Beautiful Days is an annual music festival which takes place in the grounds of Escot House, Ottery St Mary, East Devon.
It was initially founded in 2003 by successful folk-band The Levellers - the festivals name is an abbreviation of one of their most famous songs - "What a Beautiful Day". Despite growing in statutory in the proceeding years, it has kept true to its anti-corporate ethos. In particular it manages to comfortably sell out its circa 10,000 tickets well in advance of the event despite not paying for any advertising over and beyond their website - http://www.beautifuldays.org/news.
It typically takes place around the 3rd weekend in August from Friday afternoon to Sunday evening. You are allowed to arrive on the Friday morning from 9 and need to leave by Monday afternoon. Tickets are most easily bought through the website, where you should also order your parking car sticker at the same time. The tickets will be delivered to you a couple of weeks prior to the festival.
The tickets cost around £100 + booking fee and £15 for a parking permit.
In general the main camping area (which surrounds the festival action area) is quite a walk away from the parking but this is to be expected at any festival.
If not arriving by car, there are frequent coaches put on from Exeter St Davids train station and bus station to the festival site for around £6.

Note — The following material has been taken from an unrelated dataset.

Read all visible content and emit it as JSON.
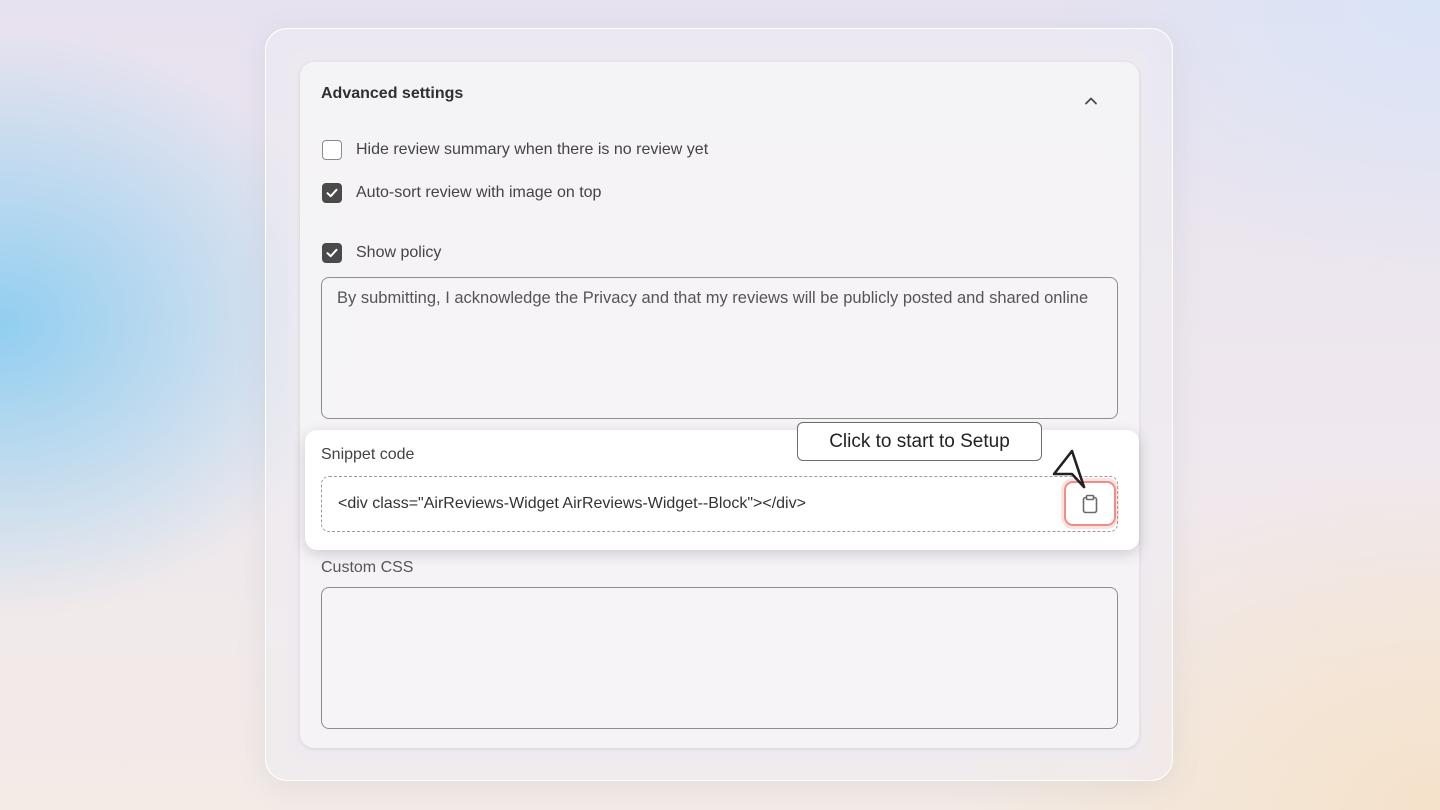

The festival is very proudly quite 'rootsy' focussing on providing acts from genres such as folk, reggae, punk and subgenres within this.
The site itself grows in stature and changes slightly every year, but essentially there is a main stage and an undercover 'circus' tent which show most of the live music. Between this is a bandstand which shows theatre, hosts live interviews, poetry and other miscellaneous shows.
There are a large variety of food stands, which provide reasonably priced food from all manner of cuisines so you are completely spoilt for choice. Bar-wise the main place to buy drinks is in the Otter Ale tent near the main stage which sells real ale at pub prices, largely from local beer manufacturers Otter Breweries. However, one of the best things about the festival is that you are free to bring your own alcohol in as long as it is not in glass containers.
There are also a variety of stalls selling your typical festival trinkets, clothing, crafts etc. A nice touch is a stall which sells provisions from the local village shop. There is also a staill which sells CDS from bands performing during the weekend.
There is a children's area which contains open-mic tents and various crafts and entertainment for younger folk.
Further up the site is a area which offers alternative therapies and a quirky little tea shop. There are also another area which has more stands and stalls and a dance and comedy tent. Walk through this and you come to a great tent called The Bimble Inn which appears to tour many of the summer festival as it sells ale and shows live music under the canvas of a solar powered tent!
To get a sense of the type of acts that have played there over the years, here is a list of some of them - unsurprisingly the Levellers play two sets a year, one to open and one to close the festival, James, Newton Faulkner, Billy Bragg, Seth Lakeman, Frank Turner, Squeeze, Supergrass, Ross Noble, Bill Bailey, Gogol Bordello. There are especially good at picking acts that have less known stature but are great playing at festivals, which make wandering around and seeing new acts really great in that you just might stumble across someone new, or that you have barely heard of who are really great.
In my opinion, this is a really great festival. It has a real laidback hippyish vibe to it, but is well organised and set-out. It was larger in size than I initially expected yet it is so laid out that it doesn't take you any longer than 10-15 minutes to get from one extremity of the site to the other.
There is a really great relaxed atmosphere, but as with all festivals an otherworldlyness to it in that you do really feel that you are entering another world. I did not witness any trouble or aggression despite there being copious amounts of alcohol appearing to be consumed. There is also a really nice non-judgemental anything goes attitude amongst the revellers.
The facilities are good, the toilets in particular are pretty good both in quantity and in how frequently they are cleaned compared to other festivals. It is quite easy in general to move around the site, the walkways wide enough to get a fair number of people through.
The fact that it is evergrowing but still manages to keep a level of intimacy is a real testament to the goodwill that goes behind this event. Like all festivals, however, the site does turn into a bit of a quagmire if the rain sets in.
In conclusion I have had a fantastic time at Beautiful Days - it really does get the balance right between providing an enjoyable experience for punters, whilst staying true to its roots and politics and providing at the core of it - some really great acts and music who largely seem to really enjoy performing there and return year-on-year.
It provides a wonderful facility for escapism with the security that you are at a happy and well-organised event where you are just left to get on and get the best of the experience that you possibly can. I also think that the £100 ticket price and the fact that you can bring your own alcohol make it one of the most cost-effective festivals out there. Highly recommended!